Terraform — Import Blocks
A quick article showcasing the new import block capability recently released in HashiCorp Terraform v1.5 beta 1.
Current situation — import command
Most of you will be familiar with the terraform import command already but as a quick refresher, it's essentially a quick way to as it says “import” objects outside of terraform into your terraform state. Let's look at an example of this in action.
Let’s suppose I have a GCP Bucket called `this-is-my-bucket-name` in GCP (which I do). To import that into my terraform state I would do the following:
- Download my Terraform state file from its external host, in my case my backend bucket (assuming you don’t store it locally which you never should!).
- Have Terraform installed locally.
- Have a way of authenticating or have the rights already as my own user to run Terraform commands against my GCP project (commonly this is a service account key; would you need to grab a new key? Or perhaps grab an 0auth token? Is that a quick process for you?).
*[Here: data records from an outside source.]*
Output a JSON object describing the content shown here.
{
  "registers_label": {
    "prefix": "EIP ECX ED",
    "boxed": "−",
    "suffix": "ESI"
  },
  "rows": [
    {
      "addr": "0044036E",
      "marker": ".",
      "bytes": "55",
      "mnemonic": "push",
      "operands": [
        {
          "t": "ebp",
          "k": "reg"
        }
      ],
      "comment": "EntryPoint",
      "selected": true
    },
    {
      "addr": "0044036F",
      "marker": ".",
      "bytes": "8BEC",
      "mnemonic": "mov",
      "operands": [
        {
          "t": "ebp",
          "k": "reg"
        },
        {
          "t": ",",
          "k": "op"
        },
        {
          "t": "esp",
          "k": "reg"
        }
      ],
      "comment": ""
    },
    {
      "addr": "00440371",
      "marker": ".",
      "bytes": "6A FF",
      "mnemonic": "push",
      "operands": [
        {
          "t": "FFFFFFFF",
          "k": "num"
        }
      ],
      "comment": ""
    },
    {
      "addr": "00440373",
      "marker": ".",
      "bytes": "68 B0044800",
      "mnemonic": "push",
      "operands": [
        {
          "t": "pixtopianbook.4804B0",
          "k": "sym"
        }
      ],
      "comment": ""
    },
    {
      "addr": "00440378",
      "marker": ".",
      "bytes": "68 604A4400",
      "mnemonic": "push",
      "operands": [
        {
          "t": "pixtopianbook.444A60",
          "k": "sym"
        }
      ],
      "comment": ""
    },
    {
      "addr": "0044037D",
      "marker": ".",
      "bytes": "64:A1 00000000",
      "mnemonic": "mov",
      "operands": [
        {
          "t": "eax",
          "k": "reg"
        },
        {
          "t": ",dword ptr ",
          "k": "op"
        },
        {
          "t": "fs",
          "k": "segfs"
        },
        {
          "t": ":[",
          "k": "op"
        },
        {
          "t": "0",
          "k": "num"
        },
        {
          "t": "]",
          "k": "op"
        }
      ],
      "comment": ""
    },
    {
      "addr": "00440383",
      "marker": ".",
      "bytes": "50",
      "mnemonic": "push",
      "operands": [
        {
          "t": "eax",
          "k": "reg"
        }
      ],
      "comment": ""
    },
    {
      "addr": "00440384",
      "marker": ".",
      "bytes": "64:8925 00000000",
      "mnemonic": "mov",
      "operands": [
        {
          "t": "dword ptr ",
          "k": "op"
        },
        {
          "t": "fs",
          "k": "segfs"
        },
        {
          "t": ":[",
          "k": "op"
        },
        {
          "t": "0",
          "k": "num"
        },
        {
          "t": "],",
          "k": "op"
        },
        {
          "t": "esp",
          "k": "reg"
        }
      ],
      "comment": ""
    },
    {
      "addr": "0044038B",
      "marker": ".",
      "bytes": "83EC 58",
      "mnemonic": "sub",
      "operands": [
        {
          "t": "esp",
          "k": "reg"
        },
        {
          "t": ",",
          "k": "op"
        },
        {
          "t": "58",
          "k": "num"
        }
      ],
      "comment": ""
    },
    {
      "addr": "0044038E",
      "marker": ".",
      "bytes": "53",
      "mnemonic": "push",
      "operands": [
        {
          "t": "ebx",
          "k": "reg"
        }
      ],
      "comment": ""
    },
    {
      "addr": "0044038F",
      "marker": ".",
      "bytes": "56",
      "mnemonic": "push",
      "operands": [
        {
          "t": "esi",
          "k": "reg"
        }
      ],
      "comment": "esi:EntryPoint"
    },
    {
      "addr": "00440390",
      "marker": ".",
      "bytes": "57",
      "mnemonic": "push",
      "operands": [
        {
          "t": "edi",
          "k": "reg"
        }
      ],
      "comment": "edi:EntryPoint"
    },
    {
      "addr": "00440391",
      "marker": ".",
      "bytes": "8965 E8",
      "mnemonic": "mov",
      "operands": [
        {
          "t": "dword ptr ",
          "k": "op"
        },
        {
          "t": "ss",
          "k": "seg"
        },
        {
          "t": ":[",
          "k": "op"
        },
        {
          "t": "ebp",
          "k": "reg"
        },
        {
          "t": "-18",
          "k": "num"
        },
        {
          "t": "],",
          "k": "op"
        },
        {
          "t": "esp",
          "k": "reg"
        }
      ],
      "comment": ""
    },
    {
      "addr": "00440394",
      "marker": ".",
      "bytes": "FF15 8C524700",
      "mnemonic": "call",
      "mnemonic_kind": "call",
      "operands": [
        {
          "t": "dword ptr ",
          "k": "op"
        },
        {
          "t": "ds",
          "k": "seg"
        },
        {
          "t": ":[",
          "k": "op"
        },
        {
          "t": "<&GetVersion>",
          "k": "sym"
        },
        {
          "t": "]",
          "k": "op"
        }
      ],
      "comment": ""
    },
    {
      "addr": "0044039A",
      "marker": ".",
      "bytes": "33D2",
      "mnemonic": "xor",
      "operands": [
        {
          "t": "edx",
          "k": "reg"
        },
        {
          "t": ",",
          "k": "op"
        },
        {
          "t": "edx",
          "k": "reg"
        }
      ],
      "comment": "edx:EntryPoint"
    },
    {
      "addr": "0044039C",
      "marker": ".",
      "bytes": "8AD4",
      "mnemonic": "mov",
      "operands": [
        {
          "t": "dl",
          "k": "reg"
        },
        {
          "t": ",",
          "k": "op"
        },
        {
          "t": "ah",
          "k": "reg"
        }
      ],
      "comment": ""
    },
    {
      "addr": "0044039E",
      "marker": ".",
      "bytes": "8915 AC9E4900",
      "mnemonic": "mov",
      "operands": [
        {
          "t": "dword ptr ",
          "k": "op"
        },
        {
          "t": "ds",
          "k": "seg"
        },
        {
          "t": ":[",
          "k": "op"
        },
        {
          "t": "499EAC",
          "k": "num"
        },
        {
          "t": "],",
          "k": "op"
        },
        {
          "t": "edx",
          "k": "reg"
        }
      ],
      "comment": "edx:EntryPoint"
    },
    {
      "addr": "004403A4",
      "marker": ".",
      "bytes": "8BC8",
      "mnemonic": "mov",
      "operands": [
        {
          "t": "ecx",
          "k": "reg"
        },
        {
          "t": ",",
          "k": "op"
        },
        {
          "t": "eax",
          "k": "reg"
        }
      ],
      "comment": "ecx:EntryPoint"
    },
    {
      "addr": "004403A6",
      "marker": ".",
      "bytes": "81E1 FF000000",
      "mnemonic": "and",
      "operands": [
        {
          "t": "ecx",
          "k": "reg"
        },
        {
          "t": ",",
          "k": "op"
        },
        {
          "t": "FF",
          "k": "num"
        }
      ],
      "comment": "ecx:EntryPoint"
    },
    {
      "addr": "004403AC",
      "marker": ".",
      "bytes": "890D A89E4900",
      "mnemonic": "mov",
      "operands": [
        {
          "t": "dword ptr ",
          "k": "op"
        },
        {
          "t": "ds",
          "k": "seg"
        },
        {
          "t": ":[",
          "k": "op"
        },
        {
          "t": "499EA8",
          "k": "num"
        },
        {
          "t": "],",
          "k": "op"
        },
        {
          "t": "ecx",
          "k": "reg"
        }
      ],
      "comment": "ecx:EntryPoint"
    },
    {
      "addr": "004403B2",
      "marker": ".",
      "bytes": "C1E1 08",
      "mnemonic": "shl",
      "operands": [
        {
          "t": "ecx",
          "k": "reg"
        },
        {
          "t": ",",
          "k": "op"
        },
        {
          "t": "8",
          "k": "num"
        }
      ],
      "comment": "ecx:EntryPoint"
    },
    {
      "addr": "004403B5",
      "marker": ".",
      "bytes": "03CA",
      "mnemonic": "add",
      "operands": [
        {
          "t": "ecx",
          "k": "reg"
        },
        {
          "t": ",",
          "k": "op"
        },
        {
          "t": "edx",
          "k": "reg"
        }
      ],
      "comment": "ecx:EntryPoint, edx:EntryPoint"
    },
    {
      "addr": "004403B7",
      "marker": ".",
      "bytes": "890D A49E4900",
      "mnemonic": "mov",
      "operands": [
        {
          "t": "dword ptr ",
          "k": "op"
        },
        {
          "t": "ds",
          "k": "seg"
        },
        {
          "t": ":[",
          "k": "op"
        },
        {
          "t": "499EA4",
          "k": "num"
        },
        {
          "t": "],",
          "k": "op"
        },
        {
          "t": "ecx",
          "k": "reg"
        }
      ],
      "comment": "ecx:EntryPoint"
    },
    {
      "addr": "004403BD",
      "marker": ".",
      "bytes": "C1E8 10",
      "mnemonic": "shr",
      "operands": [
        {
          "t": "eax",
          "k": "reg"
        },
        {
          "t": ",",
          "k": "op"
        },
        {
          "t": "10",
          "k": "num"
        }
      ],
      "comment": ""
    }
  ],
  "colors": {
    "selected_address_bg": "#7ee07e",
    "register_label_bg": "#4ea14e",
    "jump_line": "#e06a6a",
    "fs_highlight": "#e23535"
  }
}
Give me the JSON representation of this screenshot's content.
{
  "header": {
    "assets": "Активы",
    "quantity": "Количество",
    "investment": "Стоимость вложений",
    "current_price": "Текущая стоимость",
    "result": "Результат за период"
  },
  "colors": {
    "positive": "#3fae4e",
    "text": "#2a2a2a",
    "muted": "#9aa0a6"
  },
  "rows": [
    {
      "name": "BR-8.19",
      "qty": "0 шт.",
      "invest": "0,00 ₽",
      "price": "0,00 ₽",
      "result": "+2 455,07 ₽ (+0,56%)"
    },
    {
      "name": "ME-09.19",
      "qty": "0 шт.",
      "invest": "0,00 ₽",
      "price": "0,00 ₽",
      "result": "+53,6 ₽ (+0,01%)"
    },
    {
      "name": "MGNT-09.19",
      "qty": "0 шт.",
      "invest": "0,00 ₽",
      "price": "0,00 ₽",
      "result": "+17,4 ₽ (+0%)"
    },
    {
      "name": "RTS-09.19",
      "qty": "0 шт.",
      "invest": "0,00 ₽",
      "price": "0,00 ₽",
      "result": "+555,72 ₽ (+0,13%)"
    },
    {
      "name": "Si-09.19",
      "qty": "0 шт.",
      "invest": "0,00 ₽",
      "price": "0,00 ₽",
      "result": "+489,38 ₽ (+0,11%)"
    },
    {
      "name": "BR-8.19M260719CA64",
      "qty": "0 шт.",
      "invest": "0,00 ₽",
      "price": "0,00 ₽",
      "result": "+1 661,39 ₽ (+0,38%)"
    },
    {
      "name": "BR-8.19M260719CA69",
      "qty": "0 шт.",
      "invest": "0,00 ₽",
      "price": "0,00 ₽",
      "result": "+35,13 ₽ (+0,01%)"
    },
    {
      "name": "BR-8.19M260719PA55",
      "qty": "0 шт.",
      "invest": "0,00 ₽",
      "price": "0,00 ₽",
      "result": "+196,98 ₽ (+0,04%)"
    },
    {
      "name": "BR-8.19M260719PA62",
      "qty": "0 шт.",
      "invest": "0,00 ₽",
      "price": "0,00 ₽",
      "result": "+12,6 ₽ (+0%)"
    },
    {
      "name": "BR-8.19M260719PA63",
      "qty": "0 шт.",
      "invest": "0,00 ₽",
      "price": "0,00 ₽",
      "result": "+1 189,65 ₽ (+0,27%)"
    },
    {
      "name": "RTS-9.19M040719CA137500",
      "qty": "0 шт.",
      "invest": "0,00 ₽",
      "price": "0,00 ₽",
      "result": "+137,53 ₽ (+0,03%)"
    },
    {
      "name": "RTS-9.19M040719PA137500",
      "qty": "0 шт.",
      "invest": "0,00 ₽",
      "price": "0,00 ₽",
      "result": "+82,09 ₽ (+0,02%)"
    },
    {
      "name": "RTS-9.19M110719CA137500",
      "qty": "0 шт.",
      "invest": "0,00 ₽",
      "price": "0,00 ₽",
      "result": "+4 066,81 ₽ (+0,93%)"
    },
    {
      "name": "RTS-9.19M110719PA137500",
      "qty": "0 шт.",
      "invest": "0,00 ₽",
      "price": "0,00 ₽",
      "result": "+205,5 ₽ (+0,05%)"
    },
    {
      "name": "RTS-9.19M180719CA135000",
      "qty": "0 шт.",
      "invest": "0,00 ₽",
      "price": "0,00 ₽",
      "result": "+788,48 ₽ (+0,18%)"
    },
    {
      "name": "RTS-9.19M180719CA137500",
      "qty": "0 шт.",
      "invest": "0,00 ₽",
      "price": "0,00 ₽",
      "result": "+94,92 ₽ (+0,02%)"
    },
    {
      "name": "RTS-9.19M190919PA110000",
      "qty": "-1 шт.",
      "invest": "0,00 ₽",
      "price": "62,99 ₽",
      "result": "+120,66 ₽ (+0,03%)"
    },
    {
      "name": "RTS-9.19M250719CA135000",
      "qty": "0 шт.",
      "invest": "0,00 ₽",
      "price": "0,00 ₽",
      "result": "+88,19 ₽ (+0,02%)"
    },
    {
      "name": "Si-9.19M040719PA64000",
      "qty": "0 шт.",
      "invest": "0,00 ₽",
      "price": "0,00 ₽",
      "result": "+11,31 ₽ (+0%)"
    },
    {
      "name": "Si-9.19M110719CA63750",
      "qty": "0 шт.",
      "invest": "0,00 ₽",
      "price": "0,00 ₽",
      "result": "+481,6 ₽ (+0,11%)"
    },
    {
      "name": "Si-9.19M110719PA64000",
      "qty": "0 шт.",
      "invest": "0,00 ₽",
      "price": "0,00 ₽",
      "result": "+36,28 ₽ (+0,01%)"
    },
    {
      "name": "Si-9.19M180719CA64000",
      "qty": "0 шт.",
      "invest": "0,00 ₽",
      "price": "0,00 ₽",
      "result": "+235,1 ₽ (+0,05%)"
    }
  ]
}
- The Google provider saves its state file as “default.tfstate” whereas the import command looks for a “terraform.tftstate” file so I usually rename the file for ease of use.
- Comment out the backend configuration and make sure you can connect correctly to any private registries you may have.
- Finally, run the Terraform init and Terraform import command.
terraform init
terraform import module.gcs.google_storage_bucket.this["this-is-my-bucket-name"] this-is-my-bucket-name
## my terraform main.tf file:
module "gcs" {
source = "drandell/cloud-storage/google"
version = "1.0.1"
buckets = {
"this-is-my-bucket-name": {
project = "billing-budgets"
location = "us-central1"
uniform_bucket_level_access = true
}
}
}
You can see above it took 6 steps for me to finally be able to import a resource. This doesn’t include uploading my new terraform state file back into my GCP Backend bucket, nor re-running whatever CI/CD process I have to check the import is looking okay in my plan with nothing unexpected occurring (at this point I would usually run the terraform plan locally first anyway before re-uploading since I’ve undertaken the effort to get to this point). The time investment here could be quite significant.
It could be that you’re working with an engineering team new to this or perhaps that team doesn’t have the necessary permissions to undertake some of these actions and you are the person “coming to the rescue”.
Introducing Terraform Import Blocks
The terraform import block is simply:
import {
to =
id =
}
- to ~ The reference which you will import into your terraform state (in the import command this is the first argument)
- id ~ The id of the resource you are attempting to import (the second argument in the import command)
My main.tf file now looks like this:
import {
to = module.gcs.google_storage_bucket.this["this-is-my-bucket-name"]
id = "this-is-my-bucket-name"
}
module "gcs" {
source = "drandell/cloud-storage/google"
version = "1.0.1"
buckets = {
"this-is-my-bucket-name": {
project = "billing-budgets"
location = "us-central1"
uniform_bucket_level_access = true
}
}
}
In comparison to running the import command:
- I’ve not had to change my existing codebase apart from adding our new import block in
- I’ve not had to go ahead and retrieve the state file from my external source
- I can simply re-use my existing workflow to run a terraform plan command to produce the following (I’m doing this locally below but imagine if this was a real CI/CD workflow 😆):
Running a terraform apply:
And voila!
After the import statement is complete, the import block is ignored for future runs and can be deleted.
One small caveat to the import blocks for the moment would be that the id
field cannot be interpolated but there’s already a future feature request for this!
And that’s a quick overview of the new terraform import blocks feature 😊.
Disclaimer: This is an early release of the import block and could be subject to changes in the future although it shouldn’t include any breaking changes until Terraform v2 as per the compatibility promise.
Another Disclaimer: I am the author of the GCS module used in the examples above, and that module can be found in the Terraform registry.